[ad_1]
WITH THE HOPE that their season in hell may be ending, airline stocks are in a tumble.
Shares of Singapore Airlines Ltd. rose the most in 21 years on Tuesday, while those of Cathay Pacific Airways Ltd. rose the most since 2008 after Singapore and Hong Kong announced the opening of a travel bubble from November 22.
News of successful trials of a coronavirus vaccine from Pfizer Inc. and BioNTech SE pushed the Bloomberg World Airlines Index as high as 9.7% on Monday in anticipation of an ebbing pandemic tide.
The cavalry better come soon. Right now, much of the industry is running out of rations.
With a 73% drop in traffic from the previous year in September, and international flights operating at just 12% of their levels a year ago, the usual path for companies to get cash by earning a margin on their revenue remains blocked. .
That could remain the case well into next year, given likely bottlenecks to producing and distributing vaccines in sufficient quantities to reopen international travel.

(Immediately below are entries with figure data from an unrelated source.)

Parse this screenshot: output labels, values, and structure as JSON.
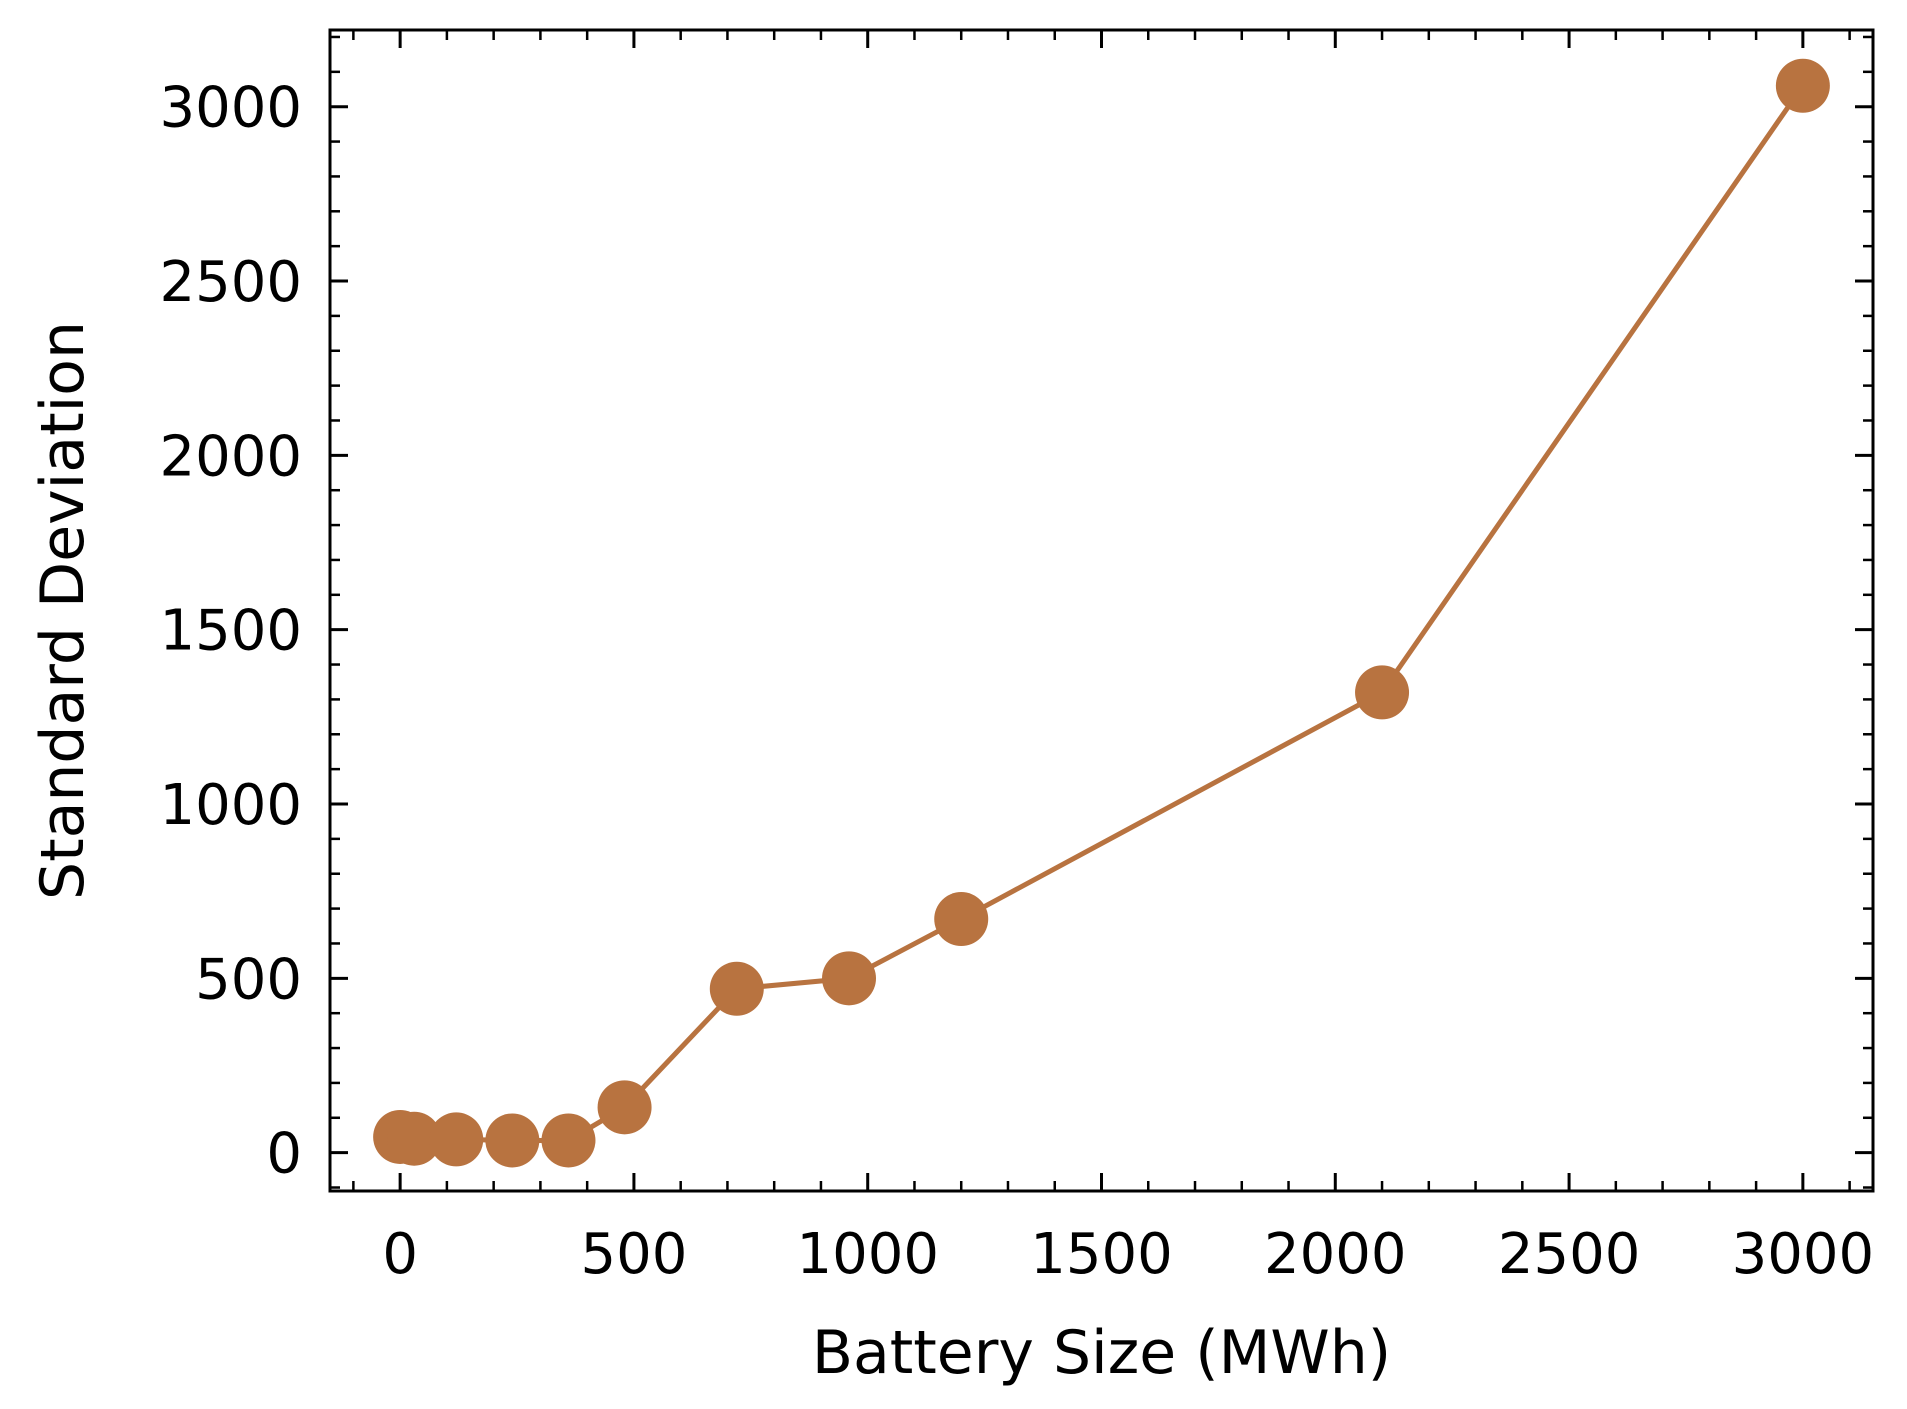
{
  "chart_data": {
    "type": "line",
    "title": "",
    "xlabel": "Battery Size (MWh)",
    "ylabel": "Standard Deviation",
    "xlim": [
      -150,
      3150
    ],
    "ylim": [
      -110,
      3220
    ],
    "xticks": [
      0,
      500,
      1000,
      1500,
      2000,
      2500,
      3000
    ],
    "yticks": [
      0,
      500,
      1000,
      1500,
      2000,
      2500,
      3000
    ],
    "grid": false,
    "legend": "none",
    "series": [
      {
        "color": "#b87340",
        "marker": "circle",
        "x": [
          0,
          30,
          120,
          240,
          360,
          480,
          720,
          960,
          1200,
          2100,
          3000
        ],
        "y": [
          45,
          40,
          38,
          35,
          35,
          130,
          470,
          500,
          670,
          1320,
          3060
        ]
      }
    ]
  }
}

Still, there is more than one way to provision your army. If you can’t sell airline tickets, you can still try everything else that is not defined.
The first thing companies try to sell in a crisis are pieces of paper. Airlines have issued $ 88 billion in bonds so far in 2020, more than half of the $ 153 billion the industry sold in the previous four decades combined, according to data compiled by Bloomberg. Add in the value of loans taken and total airline debt has risen by $ 124 billion since the end of February, the data shows.
It’s a similar picture on the equity side.
Japan Airlines Co. announced plans last week to raise as much as $ 1.6 billion by issuing shares equivalent to about a third of the existing record.
Singapore Airlines’ $ 6.5 billion rights issue in June represents the largest additional capital raising by any airline in history.
The $ 27 billion in new shares issued by the industry as a whole this year is equal to all the cash raised through that route over the previous six years combined.
Together, all of the new debt and equity sold by the world’s airlines this year amounts to nearly two-thirds of the $ 241 billion that the International Air Transport Association expects the industry to raise in passenger revenue throughout the year.
Companies that own fleets of high-value transportation equipment also have other ways to get cash. EasyJet Plc raised $ 170 million this month by selling and leasing 11 of its jets to airplane leasing companies. Last month, Air Canada received $ 365 million from a similar move, and Wizz Air Holdings Plc and United Airlines Holding Inc. followed suit.
The fundraising effort has been titanic. Compare the revenue of some of the world’s largest airlines in the most recent quarter with their cash flows from finances and investments, minus the capital expenditure that airlines generally have to commit well in advance, and you can see the big picture clearly. :
In general, airlines should see cash outflows from finances and investments offset by an inflow from operating activities. That’s what you have with Chinese carriers, who have returned to a semblance of normalcy in recent months with the suppression of Covid-19. However, in other parts of the world, working the balance sheet has often generated more money than selling transportation services.
You may regard that flexibility as a hopeful sign, but as we’ve argued, a miserable third quarter is likely to lead to a bleak winter for airlines. There is likely much more to come in terms of bankruptcies and restructurings. Getting the industry out of its Covid-induced debt burden could take the better part of a decade.
Furthermore, while air passenger demand for tickets is a more or less inexhaustible resource, there are a limited number of assets that a carrier can sell and lease before they are exhausted. This year’s bond and stock issuance orgy is also likely to cause a sharp decline in appetite among creditors and shareholders.
Despite falling equity prices, investors continue to show surprising enthusiasm for airlines. If only the passengers felt the same.
This column does not necessarily reflect the opinion of the editorial board or Bloomberg LP and its owners.
David Fickling is an opinion columnist for Bloomberg who covers commodities as well as consumer and industrial companies. He has been a reporter for Bloomberg News, Dow Jones, Wall Street Journal, Financial Times, and The Guardian.